Panmelys
wrote a nice review of my nomadic poetry.
She writes:
“seeking otherness
Of a soul, hungering after ‘Hiraeth’.
Which means ‘A longing for something This
World can never give’, Celtic source, with an
Emphasis on ‘This’ as opposed to ‘Other ‘world”
I like this very much. I think it gets at the seemingly contradictory tensions in my work. My poetry is, I think, influenced by some NY School Poetry with its emphasis on the everyday and conversational language, and also surrealist. Maybe Ron Padgett’s form of surrealism mixed with a visionary poetics. NY School poetry is itself influenced by French surrealism, but with a lighter touch. That’s where I am coming from, overall.
My work is a nomadic writing practice, living simply in many countries, immigrating since the age of six. It is also a kind of contemporary shamanism traveling between visionary and so called ordinary states. Sometimes dream-like states of the unconscious and other imaginary worlds of the “marvellous,” but also an attempt at zen like grounding by accepting the absurdity of existence. The Zen teacher Gil Fronsal suggested that Buddhism is maybe a kind of existentialism, but without the angst. I think that is maybe my orientation.

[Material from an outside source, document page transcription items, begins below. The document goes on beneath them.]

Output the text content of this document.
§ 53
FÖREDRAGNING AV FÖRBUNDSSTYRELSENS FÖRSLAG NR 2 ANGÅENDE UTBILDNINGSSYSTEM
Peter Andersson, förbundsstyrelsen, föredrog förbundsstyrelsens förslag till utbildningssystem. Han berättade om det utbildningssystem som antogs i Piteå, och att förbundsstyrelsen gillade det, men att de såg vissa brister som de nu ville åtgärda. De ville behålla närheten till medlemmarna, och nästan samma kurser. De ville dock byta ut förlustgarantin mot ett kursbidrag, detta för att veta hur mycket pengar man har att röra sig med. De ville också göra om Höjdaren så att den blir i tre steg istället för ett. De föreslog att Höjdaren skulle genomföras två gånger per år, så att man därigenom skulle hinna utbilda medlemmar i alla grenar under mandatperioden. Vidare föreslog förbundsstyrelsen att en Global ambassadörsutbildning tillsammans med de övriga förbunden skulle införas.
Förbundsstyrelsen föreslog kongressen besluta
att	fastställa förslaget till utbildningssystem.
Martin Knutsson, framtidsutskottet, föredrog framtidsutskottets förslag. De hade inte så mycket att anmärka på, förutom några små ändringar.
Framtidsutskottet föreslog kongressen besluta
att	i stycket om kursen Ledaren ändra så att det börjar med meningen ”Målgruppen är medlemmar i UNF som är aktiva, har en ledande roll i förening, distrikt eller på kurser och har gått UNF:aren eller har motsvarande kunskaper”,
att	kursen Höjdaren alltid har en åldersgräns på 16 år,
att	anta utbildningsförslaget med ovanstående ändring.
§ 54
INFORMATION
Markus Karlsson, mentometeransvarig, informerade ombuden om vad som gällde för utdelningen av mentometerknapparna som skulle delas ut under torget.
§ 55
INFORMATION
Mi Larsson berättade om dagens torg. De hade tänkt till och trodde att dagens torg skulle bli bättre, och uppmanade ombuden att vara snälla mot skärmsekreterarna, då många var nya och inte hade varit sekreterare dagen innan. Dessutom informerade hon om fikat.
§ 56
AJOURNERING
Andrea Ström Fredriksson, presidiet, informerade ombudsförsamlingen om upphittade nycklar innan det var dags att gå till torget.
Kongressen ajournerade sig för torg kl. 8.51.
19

After coming home early from my Mormon mission at age 20, in my newly adopted country of the United States, and arriving in a small town in Utah, I felt alienated. I was having what is commonly called an identity crisis. When I immigrated to America, at age almost 12, I adapted myself to the United States by moving my mouth like an America. Eventually I got rid of my Northern Irish and working class British accent. The same thing happened when I immigrated from Ireland to England at around age 7, but not completely. It wasn’t good to have a Northern Irish accent in England in the 70s or 80s. It is a bit like being from the “middle east” today. You were a terrorist, or a drunk. So I tried to become more and more English (or British), but I still had traces of my Northern Irish accent. And then came Mormonism. A new religion. It helped us immigrate to the United States and survive there. The Mormon church helped my family a lot with food donations and also hope. My mum and my sisters still carry that Mormon hope. I have left the Mormon church with its attempt at Truth and a fixed meaning of life. And I have continued traveling the world without a home base. My alien card for America has expired. I have no legal claims to the United States of America and they have no legal claims on me.
My passport is British out of convenience but I need to change it to Irish. I am an Irish citizen since I was born in Northern Ireland. I hope that doesn’t change with Brexit.
And yet my ancestors go back to Lowland Scotland. And also French Huguenots. I was born in Ulster.
Do I feel Ulster Scots? Yes, there is some of that, it is part of me. I’ll take the country and western legacy and also Johnny Cash and Van Morrison. Also David Lynch (An Ulster-Scots father). Ulster Scots is the language of my childhood and all my relatives, except my immediate brothers and sisters and step father. In America, almost every evening for many years, my mum sung the songs of Ulster and Ireland to us, and also the stories. So many stories and songs from Ulster. My mum is a natural storyteller. In America, my mum seems at home as a first generation Irish American. Many of her friends are different kinds of Irish. There are no more distinctions between protestant and catholic. I hope someday Ulster Scots is another kind of Irish.
So I am really a hybrid. Americans are often hybrids too but if they have lived in America for so long, then aren’t they just Americans? The great melting pot experiment. Is it working? We are all searching for home, a place to belong.
When is someone really from somewhere? I cannot really fully answer the question: where are you from? Actually, if you examine that question long enough, it becomes more and more absurd. Where are you from? The Mormons try to trace their lineage back to Adam and Eve. We are all from Africa. But that’s not it either. We are from the Milky Way. And something further. Nothing.
After my Mormon mission I returned to university. I thought education was the ticket out of poverty, but more importantly the key to my freedom. I focused all my energy on education and school when I immigrated to the United States at almost age 12. But after the Mormon mission, and no longer believing, it was existentialism and philosophy that helped me. I saw, and still see, the absurdity of existence. For a while it was psychedelic existentialism (with various spiritual searchings in the desert, both literal and metaphorically). Now, mostly, I am finding absurdity as a way of letting go. Yes life is often absurd, so why cling to it. When faced with the absurdity of existence, no fixed meanings or metaphysics, Camus considered suicide. But there is another kind of letting go in the face of absurdity, Buddhism as a practice. I don’t really consider myself a Buddhist in terms of a fixed religion, but more of a practice, in motion. Ditto my art. My art/writing is a practice in motion, traveling. My reading and experience of art is not separate from my life. It is all part of my life. It is part of that original grand experiment of the avant garde, to unite life and art.
Of course, words are slippery. And labels, as words, are sticky. I am a writer cosmonaut. A traveler. Like all of us.